Brexit Secretary David Davis has been slapped down by Number 10 just 24 hours after his debut as a cabinet minister in the House of Commons yesterday (5 September). Downing Street sought to distance Theresa May's government from Davis' comments on the EU's single-market.

The senior Conservative suggested that the UK would have to avoid membership of the trading area because Britain would have to sign-up to free movement of people rules.

"The simple truth is that if a requirement of membership is giving up control of our borders, I think that makes it very improbable," Davis told MPs.

But a Number 10 spokesperson has claimed the Brexit Secretary was expressing his personal opinions at the dispatch box.

"He is setting out his view – his view - that it is improbable. The work on this is ongoing," the official told the Press Association.

"The Prime Minister wants to have the work under way. She recognises that people have differing views. That's why we need to do the work that there is. All of this is going to have to be negotiated with our European partners, but we should go after the best deal we can."

Stephen Gethins, the SNP's European spokesman at Westminster, claimed the apparent mix-up meant the government was in "utter confusion" over their Brexit plans.

"It merely confirms the widespread view that this is an incompetent Tory government that hasn't the first clue about what it is doing on the EU – and is now descending into farce," Gethins said.

"It is ridiculous that after a full two months waiting to get even the barest bones of what their Brexit plans are, ministers are still 'just expressing opinions'. If the Brexit Secretary doesn't know what government policy on Brexit is then who does? It is ludicrous.

''There is clearly utter confusion at the heart of the UK government and on a matter so desperately important – with businesses and people across the UK as a whole looking for some degree of clarity – that is deeply worrying.

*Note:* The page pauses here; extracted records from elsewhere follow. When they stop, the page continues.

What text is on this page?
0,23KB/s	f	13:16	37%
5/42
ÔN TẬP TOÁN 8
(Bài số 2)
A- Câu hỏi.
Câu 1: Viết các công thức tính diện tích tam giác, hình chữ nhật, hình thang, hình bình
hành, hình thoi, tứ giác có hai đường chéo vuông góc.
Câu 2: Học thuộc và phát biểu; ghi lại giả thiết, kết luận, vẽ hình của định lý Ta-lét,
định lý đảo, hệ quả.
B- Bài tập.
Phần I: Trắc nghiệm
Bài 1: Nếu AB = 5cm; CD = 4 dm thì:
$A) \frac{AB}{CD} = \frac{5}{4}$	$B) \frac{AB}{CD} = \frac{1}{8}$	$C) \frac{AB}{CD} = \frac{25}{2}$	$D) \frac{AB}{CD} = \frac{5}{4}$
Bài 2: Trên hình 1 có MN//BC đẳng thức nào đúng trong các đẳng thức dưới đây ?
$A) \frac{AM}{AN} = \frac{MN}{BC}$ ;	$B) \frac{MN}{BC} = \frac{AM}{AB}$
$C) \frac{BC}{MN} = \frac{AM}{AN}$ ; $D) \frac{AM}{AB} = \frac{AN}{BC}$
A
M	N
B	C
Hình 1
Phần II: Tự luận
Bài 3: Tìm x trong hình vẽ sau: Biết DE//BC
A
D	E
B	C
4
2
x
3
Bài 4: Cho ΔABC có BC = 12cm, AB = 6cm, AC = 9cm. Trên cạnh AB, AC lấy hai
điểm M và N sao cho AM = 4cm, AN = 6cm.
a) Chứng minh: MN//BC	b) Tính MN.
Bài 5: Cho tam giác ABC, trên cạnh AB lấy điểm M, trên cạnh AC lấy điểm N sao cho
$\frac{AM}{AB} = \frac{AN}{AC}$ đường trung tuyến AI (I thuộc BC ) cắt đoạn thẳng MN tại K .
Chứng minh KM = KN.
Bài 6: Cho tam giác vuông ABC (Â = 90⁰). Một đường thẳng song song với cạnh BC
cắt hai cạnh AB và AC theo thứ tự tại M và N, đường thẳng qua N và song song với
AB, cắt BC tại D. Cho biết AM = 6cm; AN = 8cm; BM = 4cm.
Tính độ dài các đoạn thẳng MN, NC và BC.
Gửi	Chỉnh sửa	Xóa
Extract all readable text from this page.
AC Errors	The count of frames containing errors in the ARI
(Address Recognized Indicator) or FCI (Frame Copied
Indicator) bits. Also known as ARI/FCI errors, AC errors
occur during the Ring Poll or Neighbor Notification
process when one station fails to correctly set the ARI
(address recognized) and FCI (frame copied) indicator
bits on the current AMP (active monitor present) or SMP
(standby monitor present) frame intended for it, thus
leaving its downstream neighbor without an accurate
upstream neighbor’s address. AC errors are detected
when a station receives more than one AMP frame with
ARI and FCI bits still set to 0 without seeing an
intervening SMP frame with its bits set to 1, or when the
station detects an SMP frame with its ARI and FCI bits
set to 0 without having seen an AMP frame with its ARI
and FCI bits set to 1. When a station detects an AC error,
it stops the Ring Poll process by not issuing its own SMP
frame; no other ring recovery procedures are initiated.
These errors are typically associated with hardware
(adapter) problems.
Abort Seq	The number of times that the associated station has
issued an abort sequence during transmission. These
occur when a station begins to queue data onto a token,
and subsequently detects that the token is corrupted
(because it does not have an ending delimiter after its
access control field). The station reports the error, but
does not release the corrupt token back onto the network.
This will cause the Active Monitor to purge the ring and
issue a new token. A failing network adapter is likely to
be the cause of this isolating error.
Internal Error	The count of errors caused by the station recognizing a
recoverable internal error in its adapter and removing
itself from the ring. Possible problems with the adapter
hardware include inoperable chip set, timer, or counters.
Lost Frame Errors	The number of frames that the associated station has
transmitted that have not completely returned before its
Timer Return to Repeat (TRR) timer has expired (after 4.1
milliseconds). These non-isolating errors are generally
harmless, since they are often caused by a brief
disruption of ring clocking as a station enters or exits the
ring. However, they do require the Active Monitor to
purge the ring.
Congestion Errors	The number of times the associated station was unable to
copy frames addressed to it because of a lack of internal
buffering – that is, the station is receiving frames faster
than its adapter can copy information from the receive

'It is also unsustainable. The UK government must urgently bring forward a clear and concise plan on what 'Brexit means Brexit' actually means."

May, meanwhile, has revealed that she will not trigger Article 50 of the Lisbon Treaty – the official mechanism to split from the EU – this year. The Conservative premier has also risked a backlash from Brexit backers after ruling out adopting an Australian-style visa system, an initiative endorsed by Foreign Secretary Boris Johnson and the Vote Leave campaign ahead of the EU referendum.

"Yes, the voters' message on the 23 June was clearly that they didn't want to see free movement continuing as it had done up until now, they wanted to some control in movement of people from the European Union into the UK," May said. "But we also want to get the best deal possible for trade in goods a services with the EU. I intend to go out there and be ambitious."